By Dora Benn (Sydney, Australia)
There is a psychological phenomenon often experienced by mothers that allow them to forget the excruciating pain of childbirth. This is probably some blessing from God that allows the people in this country to have between six and twelve children. It was this same phenomenon that sent our wild gang of youths back to the dunes on day two after suffering sand-burn, sunburn, and a kind of emotional burn you feel when you realize you are going to be picking sand from your scalp for the next week. It is also the reason I can barely remember the majority of the climb up the Great Sand Dunes, except that each step forward would slip you a half step back, and David Grossmann would collapse for a nap every five paces.
What I do remember was the sunset over the dunes, and the cold turning our cheeks pink like the sky and cuddling together with coats and blankets as the stars came out. I also remember being slung off the side of the dunes that sent sand slipping into all my clothes, pinwheeling down at a breakneck pace, collapsing at the bottom then spinning like pennies under the sky because some wacko convinced us to go star tipping.
But, in all seriousness, the challenge of the climb and the beauty we were able to experience were a testament to the value of perseverance and grit. Learning to push through the seemingly futile exercise of scaling a sand dune, while a few jocks zoomed past you (calling out YOU Noah and Luke), was a great opportunity to ‘grow character’, as my father would say. (But then he also said that when we were used as child labor to install the pool in our backyard.)

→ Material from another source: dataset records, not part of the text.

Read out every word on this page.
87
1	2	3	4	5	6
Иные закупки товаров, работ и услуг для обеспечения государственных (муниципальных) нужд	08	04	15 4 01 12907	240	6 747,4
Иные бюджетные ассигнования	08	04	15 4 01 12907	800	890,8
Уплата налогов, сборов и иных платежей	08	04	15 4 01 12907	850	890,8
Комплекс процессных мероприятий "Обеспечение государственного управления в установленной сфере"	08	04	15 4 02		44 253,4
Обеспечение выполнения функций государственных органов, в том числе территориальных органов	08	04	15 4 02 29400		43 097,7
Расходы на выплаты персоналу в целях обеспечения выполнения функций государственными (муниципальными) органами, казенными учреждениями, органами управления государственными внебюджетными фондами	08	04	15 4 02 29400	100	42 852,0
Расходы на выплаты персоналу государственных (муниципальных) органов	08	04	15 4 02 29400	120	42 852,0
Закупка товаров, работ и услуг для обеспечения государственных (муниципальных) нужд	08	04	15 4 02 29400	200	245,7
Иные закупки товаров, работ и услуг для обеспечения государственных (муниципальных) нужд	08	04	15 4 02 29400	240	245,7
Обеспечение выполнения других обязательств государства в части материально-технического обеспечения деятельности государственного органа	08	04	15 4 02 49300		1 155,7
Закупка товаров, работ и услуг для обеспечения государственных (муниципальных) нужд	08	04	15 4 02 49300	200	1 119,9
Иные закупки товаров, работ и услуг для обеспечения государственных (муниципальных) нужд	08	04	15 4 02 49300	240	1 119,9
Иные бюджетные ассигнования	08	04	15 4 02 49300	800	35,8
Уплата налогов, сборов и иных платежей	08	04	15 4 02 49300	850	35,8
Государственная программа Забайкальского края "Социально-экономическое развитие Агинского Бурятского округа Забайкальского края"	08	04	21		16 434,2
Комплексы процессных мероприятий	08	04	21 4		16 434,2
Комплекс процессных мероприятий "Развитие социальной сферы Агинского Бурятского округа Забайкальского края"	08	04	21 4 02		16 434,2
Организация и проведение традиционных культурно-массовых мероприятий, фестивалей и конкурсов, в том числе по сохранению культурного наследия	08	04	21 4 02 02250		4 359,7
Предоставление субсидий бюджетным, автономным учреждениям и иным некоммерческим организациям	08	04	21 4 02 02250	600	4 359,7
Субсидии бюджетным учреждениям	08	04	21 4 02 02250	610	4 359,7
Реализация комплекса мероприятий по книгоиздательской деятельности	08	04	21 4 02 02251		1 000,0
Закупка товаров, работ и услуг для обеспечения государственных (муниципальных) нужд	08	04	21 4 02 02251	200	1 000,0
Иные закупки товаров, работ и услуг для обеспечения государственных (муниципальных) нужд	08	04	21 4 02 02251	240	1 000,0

On the hike up the sand dunes, we had a lot of time to think and reflect.
When I wasn’t dreaming about washing off the thin coat of sand that had accumulated on every exposed part of my body and taking a long nap on a cushy couch with a soft blanket and hot chocolate, I had time to consider the real value of what we were doing, and how it sort of spoke into our lives and spiritual journeys. I thought about the moments in life when everything seems to drag on without end, one work day after another often feels like you’re just plodding step by step up a sand dune when every step forward seems to send you a little slip back. Sometimes we feel afflicted as well.
I learned at the dunes the value of ‘pushing through’ those moments, taking each step at a time, and working with others through the struggle to make it to the summit.
On top of general exertion, the sun on our backs and the wind whipping flecks of sand around our ankles and into our shoes seemed to add insult to injury and it was all we could do to simply push on, backs bowed and chests heaving. Layered on top of any pain we are feeling, monotony becomes an incredible test. I learned at the dunes the value of ‘pushing through’ those moments, taking each step at a time, and working with others through the struggle to make it to the summit. In faith, we can be assured of our ‘mountain-top’ experience, knowing that God has prepared for us a place of ultimate glory, far superior to a bunch of sweaty, sand-encrusted young adults huddling on a dune, even with the stars as clear and beautiful as they were.
I was reminded of the allegory Paul used of ‘running the race marked out for us’ and how we must ‘strive with perseverance’. I was reminded that when life seems to become dry and slow, like wading through sand, our encouragement and our duty is to press on knowing that God has a place of beauty and peace waiting for us, and he has gone before us. He zoomed before us, with the ease and elegance of Noah and Luke, and is waiting for us with a smile (most likely not to push us down again … calling you out AGAIN, N o a h ).